On 21 December, 1941 - two weeks after the attacks on Pearl Harbor - President Franklin D. Roosevelt directed the Chiefs of Staff of the US military to conduct a bombing attack on the Japanese homeland as soon as possible.
It was understood that the military accomplishments of such an attack would most likely be negligible, and that the risks would certainly be high. Nevertheless, the president understood that the moral effect of the attack overshadowed those drawbacks. It was necessary for the American people to see themselves as rising to the enemy that had attacked them, just as it was necessary for that enemy to consider the consequences that would result from its actions. That attack, led by Lt Col James (Jimmy) Doolittle, would become known as the Doolittle Raid, and would set the tone for American defiance in the face of a determined enemy.
At the same time, and for a considerable period afterward, the President, Prime Minister Churchill, and Joseph Stalin were debating the way in which the United States would finally, fully enter the war. Some lobbied for an attack in Europe that would immediately draw German divisions away from Stalin's beleaguered forces, while others counseled an attack at a point where American troops might face a slightly more gradual learning curve. Thus was conceived America's unlikely mode of entry into World War Two - an invasion of North Africa to attack Germany in response to Japan's attack on Hawaii.

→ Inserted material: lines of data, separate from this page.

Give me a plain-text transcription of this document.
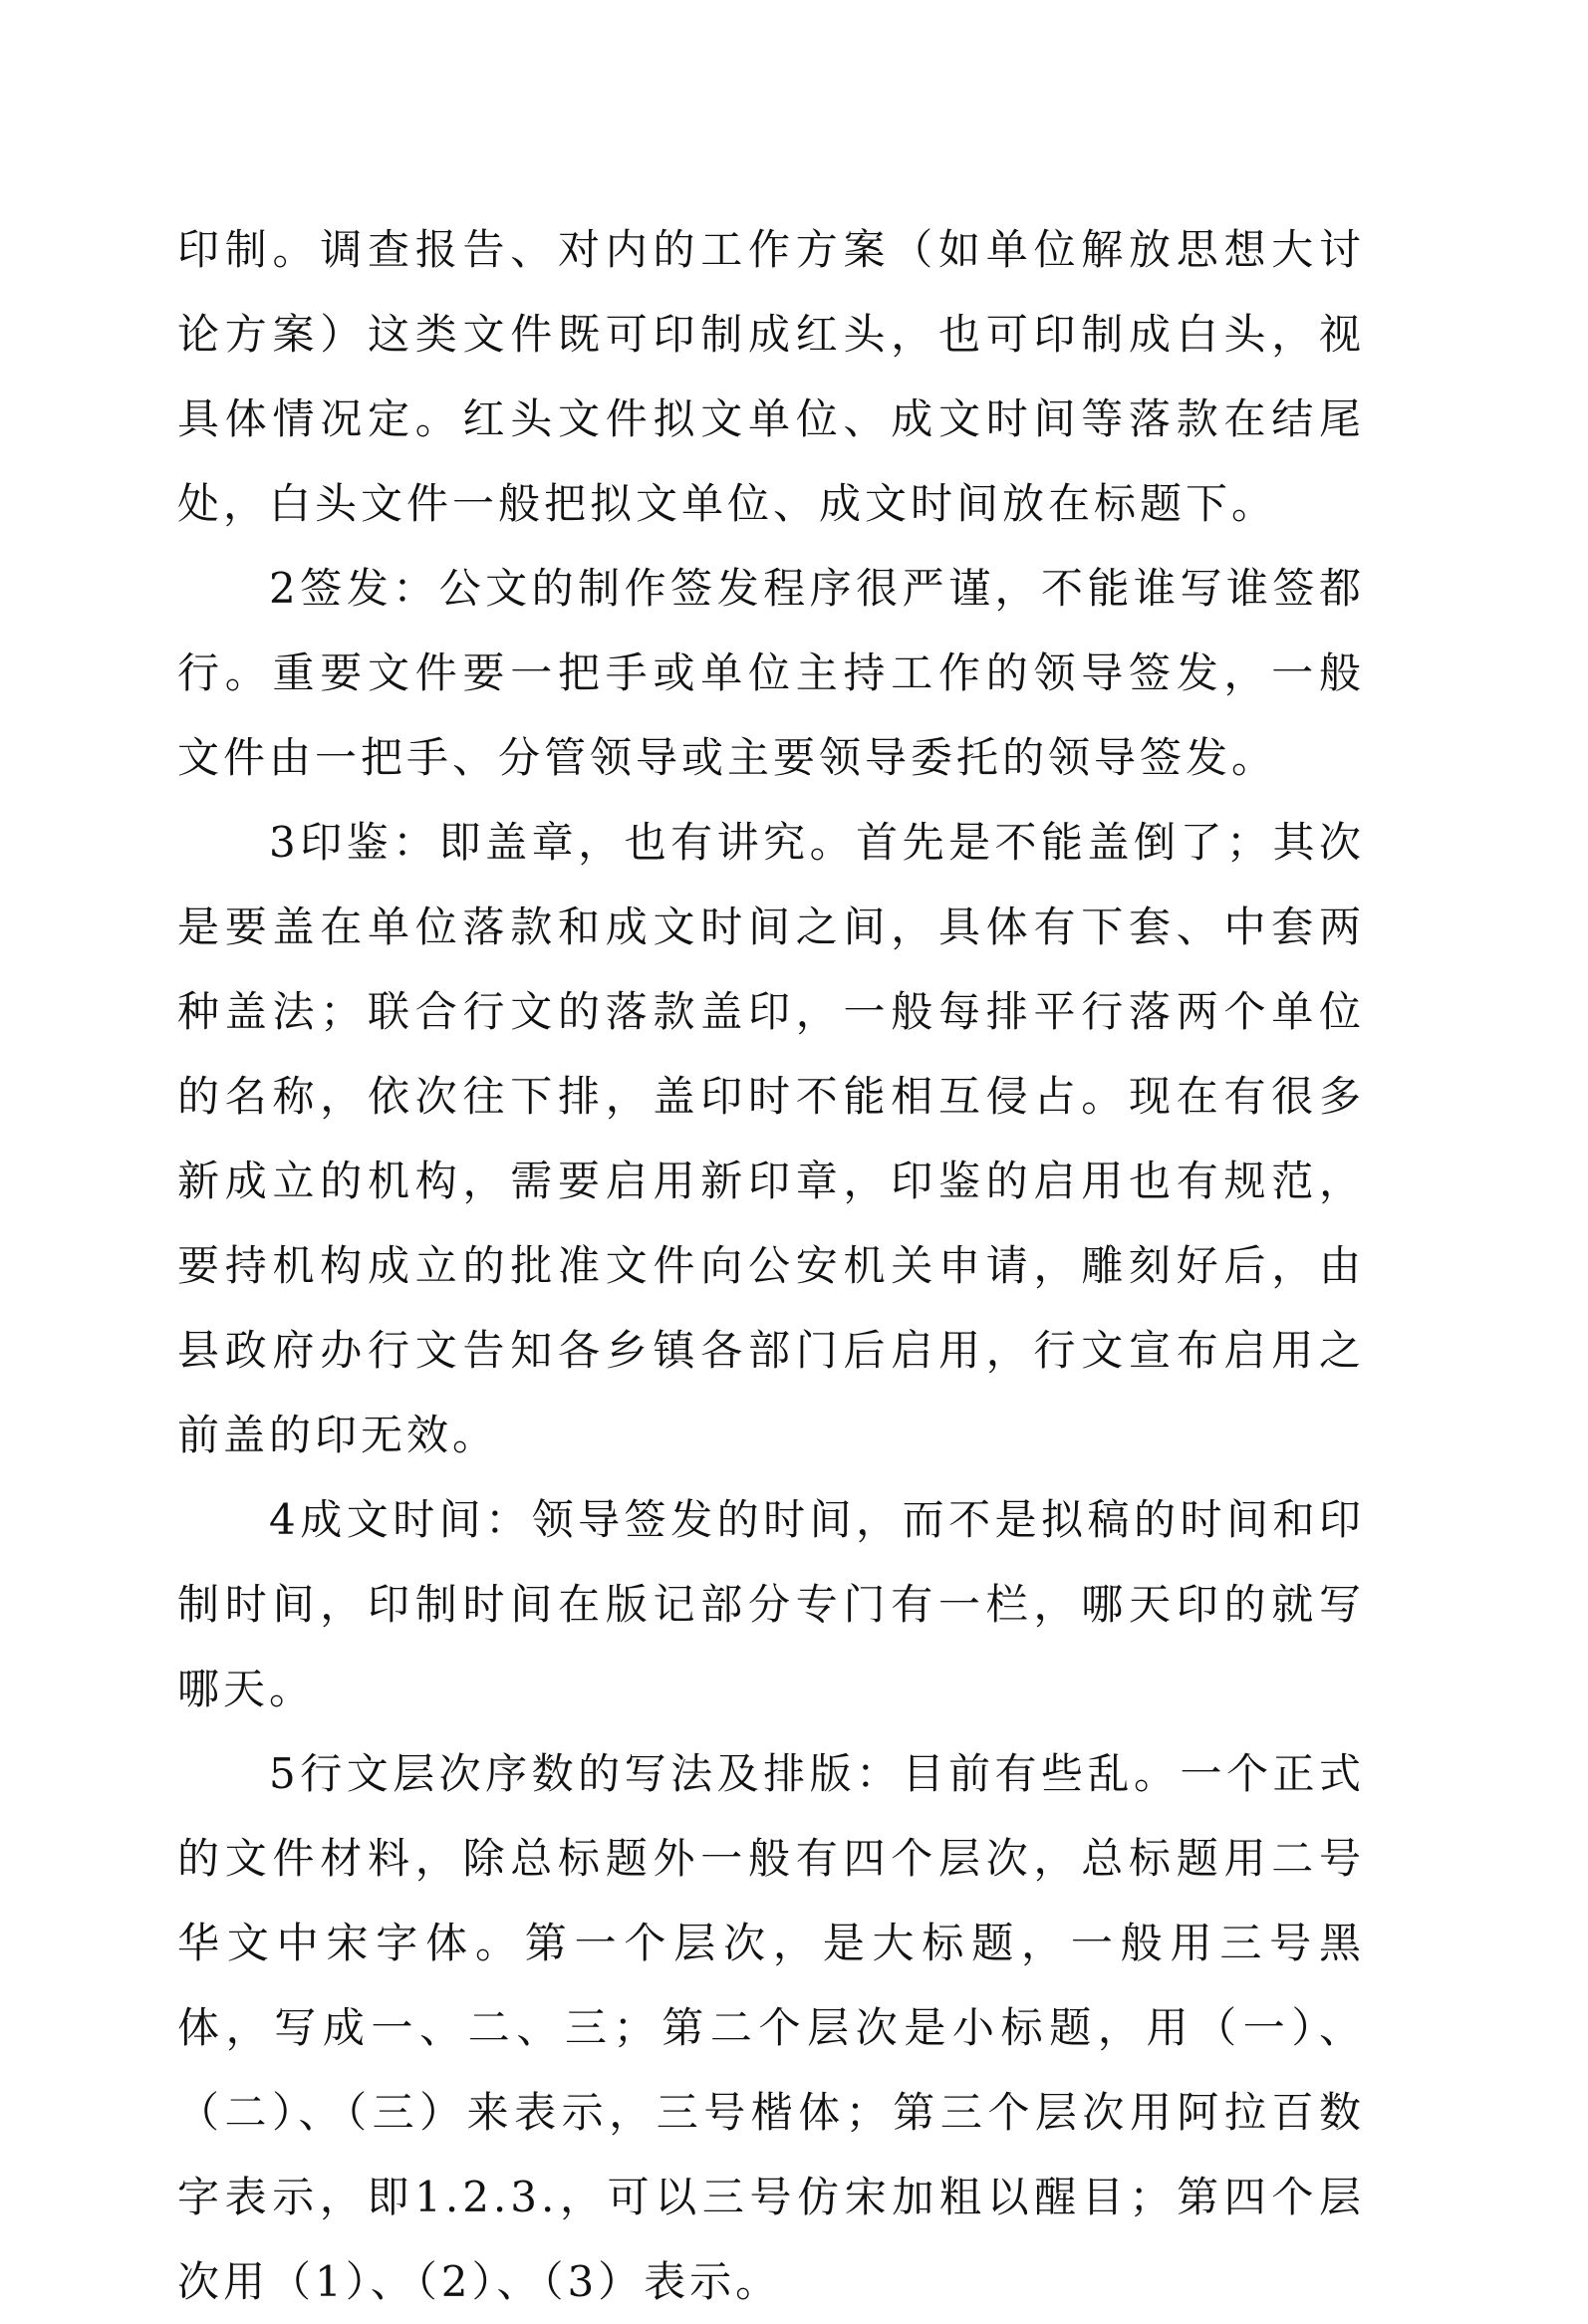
印制。调查报告、对内的工作方案（如单位解放思想大讨论方案）这类文件既可印制成红头，也可印制成白头，视具体情况定。红头文件拟文单位、成文时间等落款在结尾处，白头文件一般把拟文单位、成文时间放在标题下。

2签发：公文的制作签发程序很严谨，不能谁写谁签都行。重要文件要一把手或单位主持工作的领导签发，一般文件由一把手、分管领导或主要领导委托的领导签发。

3印鉴：即盖章，也有讲究。首先是不能盖倒了；其次是要盖在单位落款和成文时间之间，具体有下套、中套两种盖法；联合行文的落款盖印，一般每排平行落两个单位的名称，依次往下排，盖印时不能相互侵占。现在有很多新成立的机构，需要启用新印章，印鉴的启用也有规范，要持机构成立的批准文件向公安机关申请，雕刻好后，由县政府办行文告知各乡镇各部门后启用，行文宣布启用之前盖的印无效。

4成文时间：领导签发的时间，而不是拟稿的时间和印制时间，印制时间在版记部分专门有一栏，哪天印的就写哪天。

5行文层次序数的写法及排版：目前有些乱。一个正式的文件材料，除总标题外一般有四个层次，总标题用二号华文中宋字体。第一个层次，是大标题，一般用三号黑体，写成一、二、三；第二个层次是小标题，用（一）、（二）、（三）来表示，三号楷体；第三个层次用阿拉百数字表示，即1.2.3.，可以三号仿宋加粗以醒目；第四个层次用（1）、（2）、（3）表示。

It is worth noting that during this period of intense debate, the leaders did not refer to not having a strategy. That is most likely as it should be.
It is also worth noting that even before a comprehensive strategy was devised, the planning for an attack had been ordered, an attack that may not have been militarily decisive, but that went more to the heart of the enemy than has any of the 100 or so airstrikes launched recently against ISIS targets in Iraq. Such an attack is in order today, just as it was 72 years ago. (The raid was actually flown in April, 1942.)
In having declared itself the Islamic State, ISIS has made our job easier. With a state against which we can focus our efforts, we can dispense with the ridiculous concept of a "war on terror." The President can ask Congress to declare war on the newly-formed state, and we can get about the business of destroying it.
All we need is a modern-day Jimmy Doolittle, and the kind of men who will set him in motion.